Undang-Undang Nomor 25 Tahun 2000 tentang Propenas menyebutkan berdasarkan penyebabnya kemiskinan dapat dibedakan menjadi dua, yaitu kemiskinan kronis (chronic poverty) yang disebabkan: (1) sikap dan kebiasaan hidup masyarakat yang tidak produktif; (2) keterbatasan sumber daya dan keterisolasian; dan (3) rendahnya taraf pendidikan dan derajat kesehatan, terbatasnya lapangan kerja, dan ketidakberdayaan masyarakat, dan kemiskinan sementara (transient poverty) yang disebabkan (1) perubahan siklus ekonomi dari kondisi normal menjadi krisis ekonomi; (2) perubahan yang bersifat musiman seperti kasus kemiskinan nelayan dan pertanian tanaman pangan; dan (3) bencana alam atau dampak dari suatu kebijakan.

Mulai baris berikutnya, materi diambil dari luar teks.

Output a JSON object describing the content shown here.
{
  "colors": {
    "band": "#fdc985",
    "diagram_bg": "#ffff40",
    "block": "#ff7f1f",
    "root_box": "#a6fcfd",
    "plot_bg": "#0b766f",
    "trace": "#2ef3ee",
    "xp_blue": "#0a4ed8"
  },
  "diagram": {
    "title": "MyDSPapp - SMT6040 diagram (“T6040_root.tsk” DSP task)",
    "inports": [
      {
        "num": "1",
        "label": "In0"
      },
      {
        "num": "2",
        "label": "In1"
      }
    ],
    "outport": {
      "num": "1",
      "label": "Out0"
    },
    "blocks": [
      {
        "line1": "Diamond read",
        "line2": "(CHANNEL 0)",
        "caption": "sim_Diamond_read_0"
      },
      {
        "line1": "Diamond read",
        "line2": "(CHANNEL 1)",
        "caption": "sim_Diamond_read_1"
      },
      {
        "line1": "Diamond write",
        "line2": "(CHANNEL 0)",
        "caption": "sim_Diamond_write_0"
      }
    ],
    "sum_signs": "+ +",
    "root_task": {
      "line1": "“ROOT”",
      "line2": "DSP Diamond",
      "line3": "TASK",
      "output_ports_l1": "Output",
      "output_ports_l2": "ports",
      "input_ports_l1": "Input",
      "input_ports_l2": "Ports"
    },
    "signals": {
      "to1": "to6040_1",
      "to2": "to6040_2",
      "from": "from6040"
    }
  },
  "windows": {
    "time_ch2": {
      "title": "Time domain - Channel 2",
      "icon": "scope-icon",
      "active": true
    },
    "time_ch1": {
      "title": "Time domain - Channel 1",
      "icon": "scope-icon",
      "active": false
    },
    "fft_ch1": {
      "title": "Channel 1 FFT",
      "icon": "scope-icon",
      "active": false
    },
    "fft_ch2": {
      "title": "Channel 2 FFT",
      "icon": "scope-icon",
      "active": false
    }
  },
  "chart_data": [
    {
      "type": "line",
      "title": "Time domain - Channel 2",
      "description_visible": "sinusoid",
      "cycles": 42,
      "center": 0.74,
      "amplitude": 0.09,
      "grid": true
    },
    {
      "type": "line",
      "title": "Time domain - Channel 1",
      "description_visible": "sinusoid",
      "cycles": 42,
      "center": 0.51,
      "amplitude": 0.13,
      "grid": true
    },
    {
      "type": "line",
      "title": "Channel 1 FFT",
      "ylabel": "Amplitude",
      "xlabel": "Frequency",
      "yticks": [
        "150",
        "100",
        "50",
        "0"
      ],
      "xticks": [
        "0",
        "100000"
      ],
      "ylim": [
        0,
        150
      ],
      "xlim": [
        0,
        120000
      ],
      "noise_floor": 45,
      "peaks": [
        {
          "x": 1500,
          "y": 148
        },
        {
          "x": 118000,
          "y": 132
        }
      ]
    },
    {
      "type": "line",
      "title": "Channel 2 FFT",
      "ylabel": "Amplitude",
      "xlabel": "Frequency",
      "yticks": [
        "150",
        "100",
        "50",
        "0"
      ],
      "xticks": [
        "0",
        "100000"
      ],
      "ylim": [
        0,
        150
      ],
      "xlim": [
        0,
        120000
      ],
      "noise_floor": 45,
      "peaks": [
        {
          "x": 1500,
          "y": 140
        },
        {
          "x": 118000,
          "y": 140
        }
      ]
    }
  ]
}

Penyebab utama kemiskinan desa adalah: (1) pendidikan yang rendah; (2) ketimpangan kepemilikan modal dan lahan pertanian; (3) ketidakmerataan investasi di sektor pertanian; (4) alokasi anggaran kredit yang terbatas; (5) terbatasnya ketersediaan bahan kebutuhan dasar; (6) pengelolaan ekonomi secara tradisional; (7) rendahnya produktivitas dan pembentukan modal; (8) budaya menabung yang belum berkembang; (9) tidak adanya jaminan sosial bagi masyarakat desa; dan (10) rendahnya jaminanV kesehatan.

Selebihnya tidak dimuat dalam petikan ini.